Flooded dambo in Kenya

GLYN DAVIES

It is in the latter zones that RVF is an epizootic disease problem. Epizootic virus activity has been associated with periods of more than average persistent heavy rainfall. This raises the water table to a level where the water pans, dambo, walo or dieri, as they are called in different parts of the continent, are flooded. These floods last for several weeks. Riverine floodplains may be flooded as a result of distant rainfall in their catchment areas and not as a result of local rains. This flooding results in the emergence of a single generation of Aedes (Neomelaniconium) mosquitoes, such as A. lineatopennis, macintoshi and vexans. A proportion of these mosquitoes may be infected with the RVF virus and seed the virus in ruminants or camels that are exposed when they drink from or feed close to the water pools. Whether these infections generate into epizootics depends upon the water pools remaining for four to six weeks or more, thus enabling the secondary vector mosquitoes to breed rapidly and generate the huge mosquito populations seen during RVF epizootic periods. These mosquitoes are of several genera: Culex, Anopheles, Aedes (Stegomyia) and Mansonia. It is also known that other biting flies may transmit the RVF virus mechanically. The most predominant “flying needles” are likely to be Culicoides spp., Stomoxys spp. and tabanids. Glossina spp. (tsetse flies) can also transmit RVF mechanically.

Spread of RVF

The climatic conditions that predispose major RVF epizootics are likely to be of a regional nature. Determinants of climate such as the intertropical convergence zone (ITCZ) are continental features. This explains the simultaneous multifocal origin of RVF during the early days of an epizootic. The disease does not spread in the manner of classical contagious diseases. It occurs in several countries in a region at one and the same time. Some local spread may occur from the initial foci through the movement of infected vectors, but epizootic RVF virus activity requires the presence of huge numbers of vectors and the potential for this to occur is clearly limited.
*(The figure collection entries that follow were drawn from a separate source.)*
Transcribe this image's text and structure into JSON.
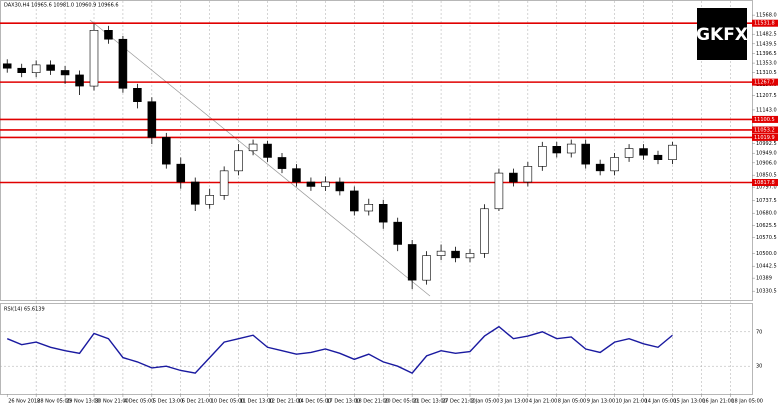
{
  "logo": "GKFX",
  "chart_data": [
    {
      "type": "candlestick",
      "title": "DAX30,H4 10965.6 10981.0 10960.9 10966.6",
      "categories": [
        "26 Nov 2018",
        null,
        "28 Nov 05:00",
        null,
        "29 Nov 13:00",
        null,
        "30 Nov 21:00",
        null,
        "4 Dec 05:00",
        null,
        "5 Dec 13:00",
        null,
        "6 Dec 21:00",
        null,
        "10 Dec 05:00",
        null,
        "11 Dec 13:00",
        null,
        "12 Dec 21:00",
        null,
        "14 Dec 05:00",
        null,
        "17 Dec 13:00",
        null,
        "18 Dec 21:00",
        null,
        "20 Dec 05:00",
        null,
        "21 Dec 13:00",
        null,
        "27 Dec 21:00",
        null,
        "2 Jan 05:00",
        null,
        "3 Jan 13:00",
        null,
        "4 Jan 21:00",
        null,
        "8 Jan 05:00",
        null,
        "9 Jan 13:00",
        null,
        "10 Jan 21:00",
        null,
        "14 Jan 05:00",
        null,
        "15 Jan 13:00",
        null,
        "16 Jan 21:00",
        null,
        "18 Jan 05:00",
        null
      ],
      "open": [
        11350,
        11330,
        11310,
        11345,
        11320,
        11300,
        11250,
        11500,
        11460,
        11240,
        11180,
        11020,
        10900,
        10820,
        10720,
        10760,
        10870,
        10960,
        10990,
        10930,
        10880,
        10820,
        10800,
        10820,
        10780,
        10690,
        10720,
        10640,
        10540,
        10380,
        10490,
        10510,
        10480,
        10500,
        10700,
        10860,
        10820,
        10890,
        10980,
        10950,
        10990,
        10900,
        10870,
        10930,
        10970,
        10940,
        10920,
        null,
        null,
        null,
        null,
        null
      ],
      "high": [
        11370,
        11350,
        11365,
        11365,
        11340,
        11320,
        11530,
        11520,
        11475,
        11260,
        11200,
        11040,
        10930,
        10840,
        10790,
        10890,
        10990,
        11010,
        11005,
        10950,
        10900,
        10840,
        10845,
        10840,
        10800,
        10745,
        10740,
        10660,
        10560,
        10510,
        10540,
        10530,
        10520,
        10720,
        10880,
        10880,
        10910,
        11000,
        11000,
        11010,
        11010,
        10920,
        10950,
        10990,
        10990,
        10960,
        11000,
        null,
        null,
        null,
        null,
        null
      ],
      "low": [
        11310,
        11290,
        11290,
        11300,
        11260,
        11210,
        11230,
        11440,
        11220,
        11150,
        10990,
        10880,
        10790,
        10690,
        10700,
        10740,
        10850,
        10940,
        10910,
        10860,
        10800,
        10780,
        10780,
        10760,
        10670,
        10670,
        10610,
        10510,
        10340,
        10360,
        10470,
        10460,
        10460,
        10480,
        10690,
        10800,
        10800,
        10870,
        10930,
        10930,
        10880,
        10850,
        10850,
        10910,
        10920,
        10900,
        10900,
        null,
        null,
        null,
        null,
        null
      ],
      "close": [
        11330,
        11310,
        11345,
        11320,
        11300,
        11250,
        11500,
        11460,
        11240,
        11180,
        11020,
        10900,
        10820,
        10720,
        10760,
        10870,
        10960,
        10990,
        10930,
        10880,
        10820,
        10800,
        10820,
        10780,
        10690,
        10720,
        10640,
        10540,
        10380,
        10490,
        10510,
        10480,
        10500,
        10700,
        10860,
        10820,
        10890,
        10980,
        10950,
        10990,
        10900,
        10870,
        10930,
        10970,
        10940,
        10920,
        10985,
        null,
        null,
        null,
        null,
        null
      ],
      "up_color": "#ffffff",
      "down_color": "#000000",
      "ylim": [
        10300,
        11600
      ],
      "yticks": [
        10330.5,
        10389.0,
        10442.5,
        {
          "value": 10500,
          "label": "10500.0"
        },
        10570.5,
        10625.5,
        {
          "value": 10680,
          "label": "10680.0"
        },
        10737.5,
        {
          "value": 10797,
          "label": "10797.0"
        },
        10850.5,
        {
          "value": 10906,
          "label": "10906.0"
        },
        {
          "value": 10949,
          "label": "10949.0"
        },
        10992.5,
        {
          "value": 11046,
          "label": "11046.0"
        },
        {
          "value": 11100,
          "label": "11100.0"
        },
        {
          "value": 11143,
          "label": "11143.0"
        },
        11207.5,
        {
          "value": 11256,
          "label": "11256.0"
        },
        11310.5,
        {
          "value": 11353,
          "label": "11353.0"
        },
        11396.5,
        11439.5,
        11482.5,
        11525.5,
        {
          "value": 11568,
          "label": "11568.0"
        }
      ],
      "levels": [
        11531.8,
        11267.7,
        11100.5,
        11053.2,
        11019.9,
        10817.8
      ],
      "level_color": "#e00000",
      "grid": true
    },
    {
      "type": "line",
      "title": "RSI(14) 65.6139",
      "values": [
        62,
        55,
        58,
        52,
        48,
        45,
        68,
        62,
        40,
        35,
        28,
        30,
        25,
        22,
        40,
        58,
        62,
        66,
        52,
        48,
        44,
        46,
        50,
        45,
        38,
        44,
        35,
        30,
        22,
        42,
        48,
        45,
        47,
        65,
        76,
        62,
        65,
        70,
        62,
        64,
        50,
        46,
        58,
        62,
        56,
        52,
        66,
        null,
        null,
        null,
        null,
        null
      ],
      "color": "#1a1aa0",
      "ylim": [
        0,
        100
      ],
      "yticks": [
        30,
        70
      ]
    }
  ]
}
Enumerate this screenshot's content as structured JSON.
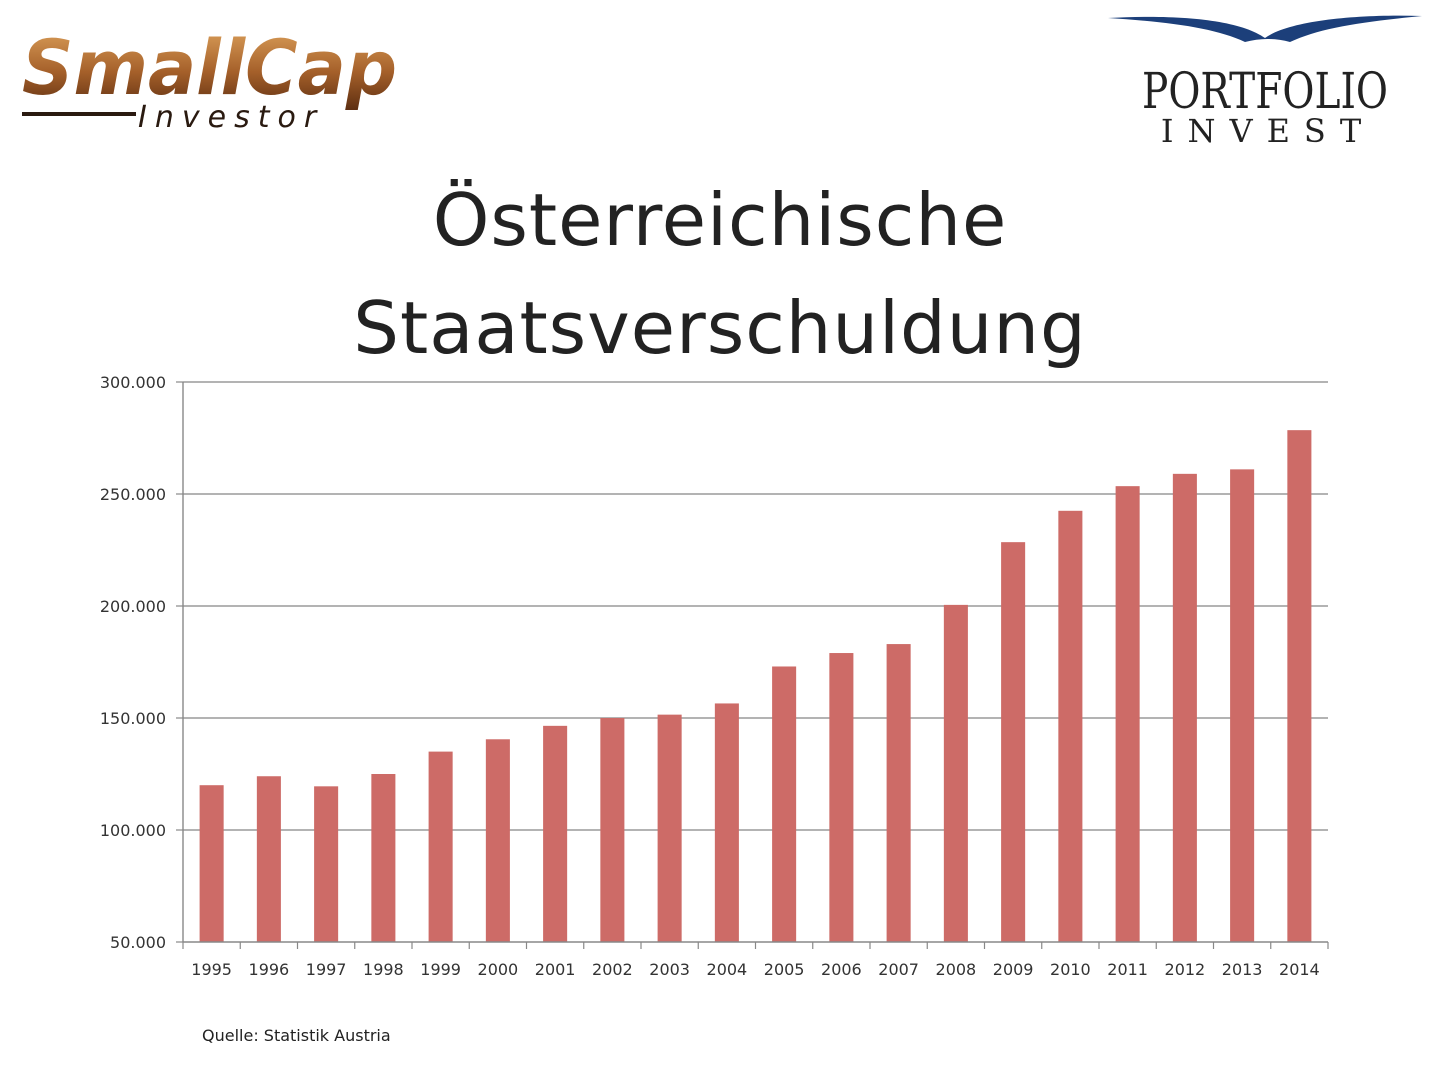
{
  "logos": {
    "smallcap": {
      "line1": "SmallCap",
      "line2": "Investor"
    },
    "portfolio": {
      "line1": "PORTFOLIO",
      "line2": "INVEST"
    }
  },
  "colors": {
    "bar": "#cd6b67",
    "grid": "#9a9a9a",
    "axis": "#888888",
    "smallcap_brown": "#8a4a1e",
    "portfolio_blue": "#1c3f7a"
  },
  "chart_data": {
    "type": "bar",
    "title": "Österreichische Staatsverschuldung",
    "title_lines": [
      "Österreichische",
      "Staatsverschuldung"
    ],
    "xlabel": "",
    "ylabel": "",
    "ylim": [
      50000,
      300000
    ],
    "yticks": [
      50000,
      100000,
      150000,
      200000,
      250000,
      300000
    ],
    "ytick_labels": [
      "50.000",
      "100.000",
      "150.000",
      "200.000",
      "250.000",
      "300.000"
    ],
    "grid": true,
    "legend": "none",
    "categories": [
      "1995",
      "1996",
      "1997",
      "1998",
      "1999",
      "2000",
      "2001",
      "2002",
      "2003",
      "2004",
      "2005",
      "2006",
      "2007",
      "2008",
      "2009",
      "2010",
      "2011",
      "2012",
      "2013",
      "2014"
    ],
    "values": [
      120000,
      124000,
      119500,
      125000,
      135000,
      140500,
      146500,
      150000,
      151500,
      156500,
      173000,
      179000,
      183000,
      200500,
      228500,
      242500,
      253500,
      259000,
      261000,
      278500
    ]
  },
  "source": "Quelle: Statistik Austria"
}
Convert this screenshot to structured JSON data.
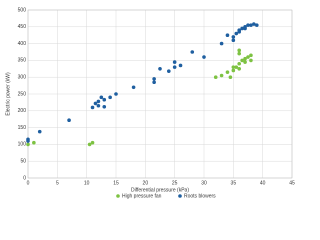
{
  "chart_data": {
    "type": "scatter",
    "xlabel": "Differential pressure (kPa)",
    "ylabel": "Electric power (kW)",
    "xlim": [
      0,
      45
    ],
    "xticks": [
      0,
      5,
      10,
      15,
      20,
      25,
      30,
      35,
      40,
      45
    ],
    "ylim": [
      0,
      500
    ],
    "yticks": [
      0,
      50,
      100,
      150,
      200,
      250,
      300,
      350,
      400,
      450,
      500
    ],
    "grid": true,
    "legend": "bottom",
    "series": [
      {
        "name": "High pressure fan",
        "color": "#7dc242",
        "x": [
          0,
          1,
          10.5,
          11,
          32,
          33,
          34,
          34.5,
          35,
          35,
          35.5,
          36,
          36,
          36,
          36,
          36.5,
          37,
          37,
          37.5,
          38,
          38
        ],
        "values": [
          100,
          105,
          100,
          105,
          300,
          305,
          315,
          300,
          320,
          330,
          330,
          325,
          340,
          370,
          380,
          350,
          355,
          345,
          360,
          365,
          350
        ]
      },
      {
        "name": "Roots blowers",
        "color": "#1f5fa0",
        "x": [
          0,
          0,
          2,
          7,
          11,
          11.5,
          12,
          12,
          12.5,
          13,
          13,
          14,
          15,
          18,
          21.5,
          21.5,
          22.5,
          24,
          25,
          25,
          26,
          28,
          30,
          33,
          34,
          35,
          35,
          35.5,
          36,
          36,
          36.5,
          37,
          37,
          37.5,
          38,
          38.5,
          39
        ],
        "values": [
          115,
          110,
          138,
          172,
          210,
          222,
          228,
          215,
          240,
          233,
          212,
          240,
          250,
          270,
          295,
          285,
          325,
          318,
          330,
          345,
          335,
          375,
          360,
          400,
          425,
          420,
          410,
          430,
          440,
          435,
          445,
          450,
          445,
          455,
          455,
          458,
          455
        ]
      }
    ]
  }
}
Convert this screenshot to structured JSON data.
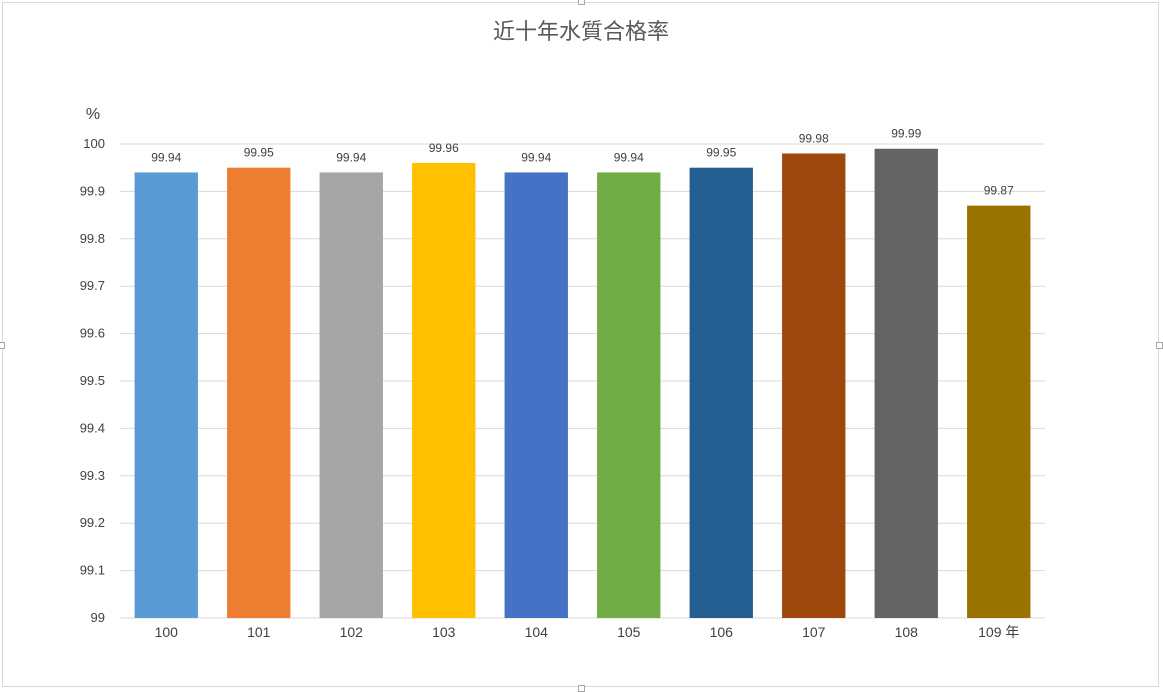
{
  "chart_data": {
    "type": "bar",
    "title": "近十年水質合格率",
    "ylabel": "%",
    "xlabel": "",
    "ylim": [
      99,
      100
    ],
    "yticks": [
      "99",
      "99.1",
      "99.2",
      "99.3",
      "99.4",
      "99.5",
      "99.6",
      "99.7",
      "99.8",
      "99.9",
      "100"
    ],
    "categories": [
      "100",
      "101",
      "102",
      "103",
      "104",
      "105",
      "106",
      "107",
      "108",
      "109 年"
    ],
    "values": [
      99.94,
      99.95,
      99.94,
      99.96,
      99.94,
      99.94,
      99.95,
      99.98,
      99.99,
      99.87
    ],
    "value_labels": [
      "99.94",
      "99.95",
      "99.94",
      "99.96",
      "99.94",
      "99.94",
      "99.95",
      "99.98",
      "99.99",
      "99.87"
    ],
    "colors": [
      "#5B9BD5",
      "#ED7D31",
      "#A5A5A5",
      "#FFC000",
      "#4472C4",
      "#70AD47",
      "#255E91",
      "#9E480E",
      "#636363",
      "#997300"
    ],
    "grid": true,
    "legend": "none",
    "gridline_color": "#d9d9d9"
  }
}
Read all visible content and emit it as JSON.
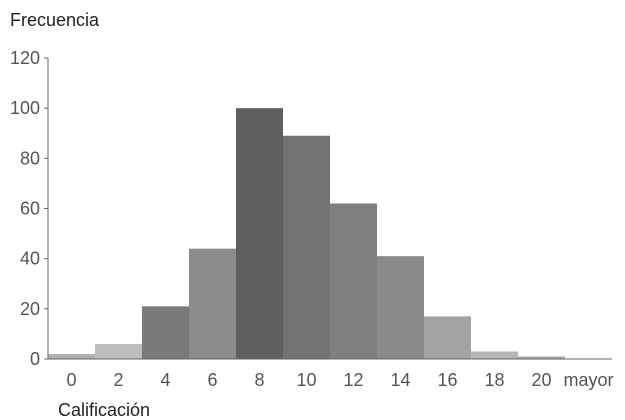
{
  "chart_data": {
    "type": "bar",
    "xlabel": "Calificación",
    "ylabel": "Frecuencia",
    "categories": [
      "0",
      "2",
      "4",
      "6",
      "8",
      "10",
      "12",
      "14",
      "16",
      "18",
      "20",
      "mayor"
    ],
    "values": [
      2,
      6,
      21,
      44,
      100,
      89,
      62,
      41,
      17,
      3,
      1,
      0
    ],
    "ylim": [
      0,
      120
    ],
    "yticks": [
      0,
      20,
      40,
      60,
      80,
      100,
      120
    ],
    "bar_colors": [
      "#b0b0b0",
      "#bdbdbd",
      "#7a7a7a",
      "#8c8c8c",
      "#5f5f5f",
      "#737373",
      "#7f7f7f",
      "#8a8a8a",
      "#a3a3a3",
      "#b6b6b6",
      "#a9a9a9",
      "#999999"
    ],
    "grid": false,
    "legend": "none"
  }
}
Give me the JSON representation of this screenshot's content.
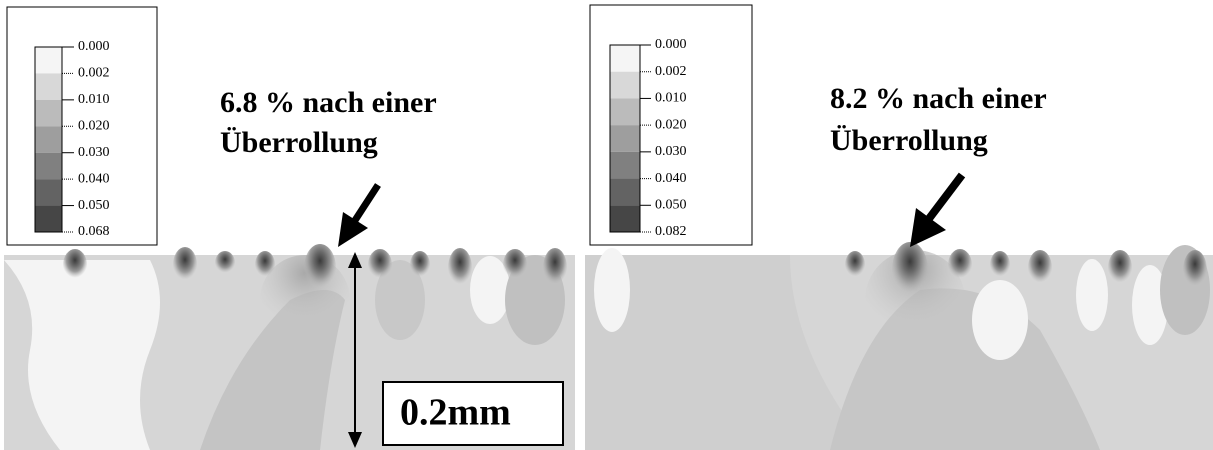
{
  "panels": [
    {
      "legend": {
        "levels": [
          "0.000",
          "0.002",
          "0.010",
          "0.020",
          "0.030",
          "0.040",
          "0.050",
          "0.068"
        ]
      },
      "annotation": [
        "6.8 % nach einer",
        "Überrollung"
      ],
      "scale_label": "0.2mm"
    },
    {
      "legend": {
        "levels": [
          "0.000",
          "0.002",
          "0.010",
          "0.020",
          "0.030",
          "0.040",
          "0.050",
          "0.082"
        ]
      },
      "annotation": [
        "8.2 % nach einer",
        "Überrollung"
      ]
    }
  ]
}
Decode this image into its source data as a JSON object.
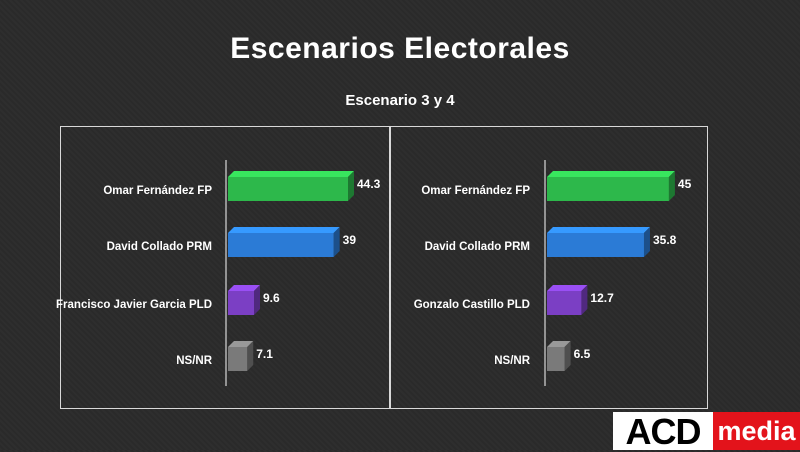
{
  "header": {
    "title": "Escenarios Electorales",
    "subtitle": "Escenario 3 y 4"
  },
  "chart_data": [
    {
      "type": "bar",
      "orientation": "horizontal",
      "categories": [
        "Omar Fernández FP",
        "David Collado PRM",
        "Francisco Javier Garcia PLD",
        "NS/NR"
      ],
      "values": [
        44.3,
        39,
        9.6,
        7.1
      ],
      "value_labels": [
        "44.3",
        "39",
        "9.6",
        "7.1"
      ],
      "colors": [
        "#2db84b",
        "#2b7bd6",
        "#7b3fc4",
        "#7a7a7a"
      ]
    },
    {
      "type": "bar",
      "orientation": "horizontal",
      "categories": [
        "Omar Fernández FP",
        "David Collado PRM",
        "Gonzalo Castillo PLD",
        "NS/NR"
      ],
      "values": [
        45,
        35.8,
        12.7,
        6.5
      ],
      "value_labels": [
        "45",
        "35.8",
        "12.7",
        "6.5"
      ],
      "colors": [
        "#2db84b",
        "#2b7bd6",
        "#7b3fc4",
        "#7a7a7a"
      ]
    }
  ],
  "logo": {
    "part1": "ACD",
    "part2": "media"
  }
}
The disease persists for periods of 8-16 weeks, when the infection rate may decline and disappear. The full epidemic curve is often completed in 16-20 weeks in semi-arid and arid situations but cases may continue to occur for one to two years in more temperate coastal or moist highland areas.

RVF has not been known to spread by the movement of infected animals from infected to uninfected areas. However, in theory this could happen and has in fact been put forward as the mechanism for the occurrence of the disease in Egypt and the Arabian Peninsula, although there is no evidence to support this idea. The globalization of trade and the reduction in transportation times have also created new possibilities of disease spread that must be taken into consideration in the epidemiology of transboundary animal diseases.

Direct animal to animal or contact transmission of RVF has been difficult to demonstrate. There is no evidence from the field that this transmission route is significant in epizootics. Movement of a flock of infected and susceptible sheep away from the mosquito challenge results in the complete disappearance of RVF within days. RVF is a vector-propagated virus disease in animals.